A fellow member of the 2016 intake, Mairi Gougeon, is bumped up from public health minister to cabinet secretary for rural affairs and the islands. Gougeon has largely kept her head down and put the work in, particularly in her earlier posting as a junior rural affairs minister, and her promotion should be seen as a reward for living up to the faith Sturgeon showed in her in 2018, when she found herself a minister after just two years at Holyrood. It is telling, perhaps, that the two ministers who have shown the most capability each have only five years as MSPs.
The generation who became involved in politics at a time when the phrase ‘SNP government’ was barely computable have a decidedly mixed record in ministerial office. The generation for whom government by any party other than the SNP is just as unfathomable so far look more impressive. Successful parties typically attract more capable politicians (plus a tonne of dreck, careerists and chancers) and it will help sustain the SNP longer in power if that trend holds up.
Rounding off Sturgeon’s gender-balanced cabinet (because of course) is Angus Robertson, the former Westminster leader of the Nationalists who lost his Moray seat in 2017 to Douglas Ross, who is now the Scottish Tory leader. On May 6, Robertson got into Holyrood by winning Edinburgh Central, which had previously been held by Ruth Davidson, who is no longer the Scottish Tory leader. Robertson will be constitution, external affairs and culture secretary, even though the first two of those are reserved powers. The way devolution works is that Holyrood unilaterally makes policy on Westminster matters and when Westminster eventually notices and objects, Holyrood accuses it of a ‘power grab’.
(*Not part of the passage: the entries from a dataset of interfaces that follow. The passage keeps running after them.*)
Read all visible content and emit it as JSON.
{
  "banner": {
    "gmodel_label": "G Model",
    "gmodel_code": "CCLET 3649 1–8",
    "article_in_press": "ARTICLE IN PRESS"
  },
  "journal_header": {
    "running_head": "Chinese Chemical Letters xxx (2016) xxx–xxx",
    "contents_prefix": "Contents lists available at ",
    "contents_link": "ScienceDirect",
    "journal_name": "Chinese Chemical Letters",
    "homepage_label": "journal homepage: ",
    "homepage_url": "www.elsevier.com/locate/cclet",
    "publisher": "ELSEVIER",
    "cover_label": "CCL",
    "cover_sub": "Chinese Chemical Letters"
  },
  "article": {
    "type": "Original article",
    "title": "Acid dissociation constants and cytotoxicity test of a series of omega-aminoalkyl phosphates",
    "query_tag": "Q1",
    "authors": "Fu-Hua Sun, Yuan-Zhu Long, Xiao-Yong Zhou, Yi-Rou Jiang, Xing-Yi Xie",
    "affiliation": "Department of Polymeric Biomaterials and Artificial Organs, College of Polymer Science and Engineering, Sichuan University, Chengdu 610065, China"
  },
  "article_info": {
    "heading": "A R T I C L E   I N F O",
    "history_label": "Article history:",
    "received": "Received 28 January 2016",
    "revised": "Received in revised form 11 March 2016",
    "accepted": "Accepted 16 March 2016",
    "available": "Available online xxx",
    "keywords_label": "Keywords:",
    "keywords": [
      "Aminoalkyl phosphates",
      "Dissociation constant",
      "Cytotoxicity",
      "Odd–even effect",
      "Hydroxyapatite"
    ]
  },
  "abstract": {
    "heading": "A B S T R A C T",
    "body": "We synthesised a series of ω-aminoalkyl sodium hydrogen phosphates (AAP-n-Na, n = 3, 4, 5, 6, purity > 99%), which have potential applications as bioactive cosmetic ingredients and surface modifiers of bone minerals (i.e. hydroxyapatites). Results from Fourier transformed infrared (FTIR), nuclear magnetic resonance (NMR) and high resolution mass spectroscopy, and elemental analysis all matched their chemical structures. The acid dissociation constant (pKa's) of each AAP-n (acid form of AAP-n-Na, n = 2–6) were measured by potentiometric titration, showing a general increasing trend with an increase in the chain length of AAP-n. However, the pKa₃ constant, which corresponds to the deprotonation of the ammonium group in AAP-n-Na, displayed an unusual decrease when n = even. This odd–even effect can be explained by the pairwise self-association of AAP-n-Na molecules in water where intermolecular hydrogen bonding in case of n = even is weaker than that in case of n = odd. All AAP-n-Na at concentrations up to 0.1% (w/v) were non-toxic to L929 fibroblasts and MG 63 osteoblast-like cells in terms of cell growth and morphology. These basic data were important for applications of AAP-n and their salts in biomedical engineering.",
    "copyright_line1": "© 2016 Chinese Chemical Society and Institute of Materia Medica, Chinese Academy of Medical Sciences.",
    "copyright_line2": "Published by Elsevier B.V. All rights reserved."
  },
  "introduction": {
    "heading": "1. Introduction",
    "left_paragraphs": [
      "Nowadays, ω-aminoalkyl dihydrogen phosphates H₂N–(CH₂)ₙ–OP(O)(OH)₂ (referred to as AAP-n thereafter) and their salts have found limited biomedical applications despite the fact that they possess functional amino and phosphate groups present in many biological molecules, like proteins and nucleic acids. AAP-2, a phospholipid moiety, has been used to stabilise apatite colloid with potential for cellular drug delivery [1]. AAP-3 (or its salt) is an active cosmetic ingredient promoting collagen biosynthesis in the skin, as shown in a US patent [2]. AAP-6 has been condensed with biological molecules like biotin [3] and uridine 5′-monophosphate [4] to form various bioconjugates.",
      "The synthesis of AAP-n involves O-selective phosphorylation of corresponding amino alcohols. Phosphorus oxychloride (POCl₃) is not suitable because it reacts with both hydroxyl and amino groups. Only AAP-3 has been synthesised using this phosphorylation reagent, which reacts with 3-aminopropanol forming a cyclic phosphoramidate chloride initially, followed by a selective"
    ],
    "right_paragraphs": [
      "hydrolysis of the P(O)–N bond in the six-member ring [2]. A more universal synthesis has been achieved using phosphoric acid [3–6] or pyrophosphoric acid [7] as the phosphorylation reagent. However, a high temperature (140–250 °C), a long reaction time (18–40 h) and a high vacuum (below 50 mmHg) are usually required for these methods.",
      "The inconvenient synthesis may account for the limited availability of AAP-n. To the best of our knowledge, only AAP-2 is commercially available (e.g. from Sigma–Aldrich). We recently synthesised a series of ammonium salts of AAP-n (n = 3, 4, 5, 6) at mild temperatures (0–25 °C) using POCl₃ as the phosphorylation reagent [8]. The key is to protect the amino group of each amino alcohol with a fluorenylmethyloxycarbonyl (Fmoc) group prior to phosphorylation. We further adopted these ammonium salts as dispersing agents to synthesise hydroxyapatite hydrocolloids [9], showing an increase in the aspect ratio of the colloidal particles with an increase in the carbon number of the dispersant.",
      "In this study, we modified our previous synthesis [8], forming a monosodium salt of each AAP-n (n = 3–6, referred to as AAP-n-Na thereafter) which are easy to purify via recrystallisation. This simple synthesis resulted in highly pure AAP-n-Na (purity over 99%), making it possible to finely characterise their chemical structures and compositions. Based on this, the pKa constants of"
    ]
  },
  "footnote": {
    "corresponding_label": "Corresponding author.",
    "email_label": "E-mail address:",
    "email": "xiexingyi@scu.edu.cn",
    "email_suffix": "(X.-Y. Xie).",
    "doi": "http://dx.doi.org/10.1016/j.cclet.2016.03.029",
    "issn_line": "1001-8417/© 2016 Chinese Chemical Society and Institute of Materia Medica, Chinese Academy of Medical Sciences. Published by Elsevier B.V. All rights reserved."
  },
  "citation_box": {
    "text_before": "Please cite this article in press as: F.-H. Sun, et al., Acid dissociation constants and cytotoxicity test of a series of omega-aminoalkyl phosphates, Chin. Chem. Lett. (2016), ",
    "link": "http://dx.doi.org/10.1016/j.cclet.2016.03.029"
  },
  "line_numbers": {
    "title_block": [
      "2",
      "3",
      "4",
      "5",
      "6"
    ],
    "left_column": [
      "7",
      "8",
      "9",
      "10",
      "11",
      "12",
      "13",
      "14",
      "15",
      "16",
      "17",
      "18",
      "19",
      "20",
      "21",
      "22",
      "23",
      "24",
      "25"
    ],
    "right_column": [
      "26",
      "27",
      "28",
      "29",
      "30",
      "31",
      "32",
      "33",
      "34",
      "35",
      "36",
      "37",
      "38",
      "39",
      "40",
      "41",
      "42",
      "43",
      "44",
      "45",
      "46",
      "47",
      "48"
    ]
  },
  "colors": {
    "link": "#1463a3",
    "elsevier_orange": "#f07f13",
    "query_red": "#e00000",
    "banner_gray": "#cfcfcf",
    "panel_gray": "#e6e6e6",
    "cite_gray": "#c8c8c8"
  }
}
Robertson’s role will come into play when Sturgeon decides to fire up the independence juggernaut again but until then expect more of the routine undermining of the Union, including internationally, which the Scottish government doesn’t even bother to do quietly anymore.
Among those getting the boot are rural economy secretary Fergus Ewing, a right-winger (in SNP terms) accused of, though denies, bullying civil servants, and Fiona Hyslop, the Nicola Murray-esque economy, fair work and culture secretary who has been a cabinet minister for 14 straight, inexplicable, years. Noticeably unpromoted are Europe and international development minister Jenny Gilruth and public finance and migration minister Ben Macpherson, neither of whom has caused any headaches deserving of a snub.
Overall, this is less a reshuffle than a meh-shuffle. Even though major portfolios are changing hands and big-ticket policies are in the offing — a National Care Service, rail nationalisation — there just isn’t enough talent at cabinet level to get excited about. Plus, few if any of these ministers are likely to be judged on any failure to deliver. The SNP has a death-grip on the 40 or 45 per cent of Scots who want independence and are willing to look the other way on health, education and economic outcomes until they get it. There is no incentive for improvement when, in all likelihood, you’ve already won the next election anyway. Sturgeon’s new cabinet is a B-level team for a B-level government, but B-level is what the public keeps voting for.